LEHI — Beauty and the Beast from the Lehi City Arts Council at Willowcreek Middle School is a wonderful, magical production that’s perfect for families. The show is exciting and fun, and the family atmosphere is enhanced by the presence of several families who are in the production together.
Director Kurt Elison made some excellent casting choices, including Erica Glenn, who played a lovely and animated Belle that complemented well David Henry‘s Beast. Henry was gruff and had a great growling voice, and while he struggled with hitting the long notes in Alan Menken‘s score (with lyrics by Howard Ashman and Tim Rice) in songs like “If I Can’t Love Her,” he played the character’s progression of gradually falling in love very well. Stephen Miner, who played Lefou, was a marvelous supporting character to Kyle Fotheringham‘s Gaston. Miner was rowdy and entertaining without being obnoxious.
Even though Beauty and the Beast is a children’s show, I would have liked the villains to be more villainous. Fotheringham has “biceps to spare” and played arrogance very well, but he wasn’t convincing as a character who could actually cause harm to anyone, which is what Linda Woolverton‘s script demands. Monsieur D’Arque (played by Max Durrant) was sneaky and creepy and had a fantastic voice, but his version of slinking looked kind of like he was trying to cha-cha real smoothly.
The set, designed by Jerry Hatch and Ryan Jeppson, was charming and magical, with gigantic books that the cast pulled out and opened to create smaller sets of the book shop, Belle’s home, and the dungeon of the castle. Having the story happening inside actual books added to the sense of whimsy. They weren’t titles that Belle would have had access to in 1700’s France, but they were titles children in the audience might recognize.
Set pieces were moved by cast members instead of stage crew, which helped to maintain suspension of disbelief as there was no one dressed in modern street clothes sneaking on and off the stage. However, the grand reveal of the library was disappointing, as the Beast just led Belle to the same set of book-stairs she’d been climbing up and down during the whole performance. One more giant book that unfolded to be her beloved library would have given that moment the cinematic splendor it deserved. The costumes by Mariah Knittle were fun, rich, colorful, and directly reminiscent of the Disney movie, so children in the audience can identify the characters they already know and love.
There were some technical difficulties with mics cutting out or giving feedback, but other than that the show went off without a hitch, with set changes well-rehearsed and not distracting. For the transformation from beast to man, the technical staff just turned off the lights and blew some smoke, which seems like cheating. But the crowd cheered when the prince appeared, so in the end, it was effective.
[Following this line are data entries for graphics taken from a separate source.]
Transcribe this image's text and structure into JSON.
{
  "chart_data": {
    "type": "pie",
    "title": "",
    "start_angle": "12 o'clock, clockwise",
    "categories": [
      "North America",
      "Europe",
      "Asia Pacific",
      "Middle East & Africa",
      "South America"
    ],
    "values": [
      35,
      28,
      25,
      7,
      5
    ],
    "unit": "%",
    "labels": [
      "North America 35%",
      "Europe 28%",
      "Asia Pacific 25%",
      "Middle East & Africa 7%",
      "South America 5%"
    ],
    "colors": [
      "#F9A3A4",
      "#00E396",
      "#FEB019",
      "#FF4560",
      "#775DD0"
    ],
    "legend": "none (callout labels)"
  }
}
If there’s anything that can shatter the illusion created by a great musical, it’s someone pretending to play a musical instrument. That’s why it was so fantastic to have Raelynn Robbins as the coat stand actually playing the violin to serenade Belle and the Beast during their iconic ballroom scene. It was a gorgeous complement to Julie Jensen‘s enchanting performance of the song “Beauty and the Beast” as she played the role of Mrs. Potts
The ensemble for this production was full of great singers, including soaring sopranos. The melody got swallowed by those powerful sopranos in the song “Human Again,” but overall, the supporting cast was energetic and talented. The ensemble read as a group of characters instead of human props, which is particularly difficult to achieve when they’re playing, well, props. The napkins during “Be Our Guest” and the villagers during “The Mob Song” were particularly full-bodied, supporting characters.
Overall, it was a very nice community production that would be great to take even small children to. The show runs through August 20th, and audience members also have the option of purchasing tickets to a princess tea with Belle on August 20th before the show.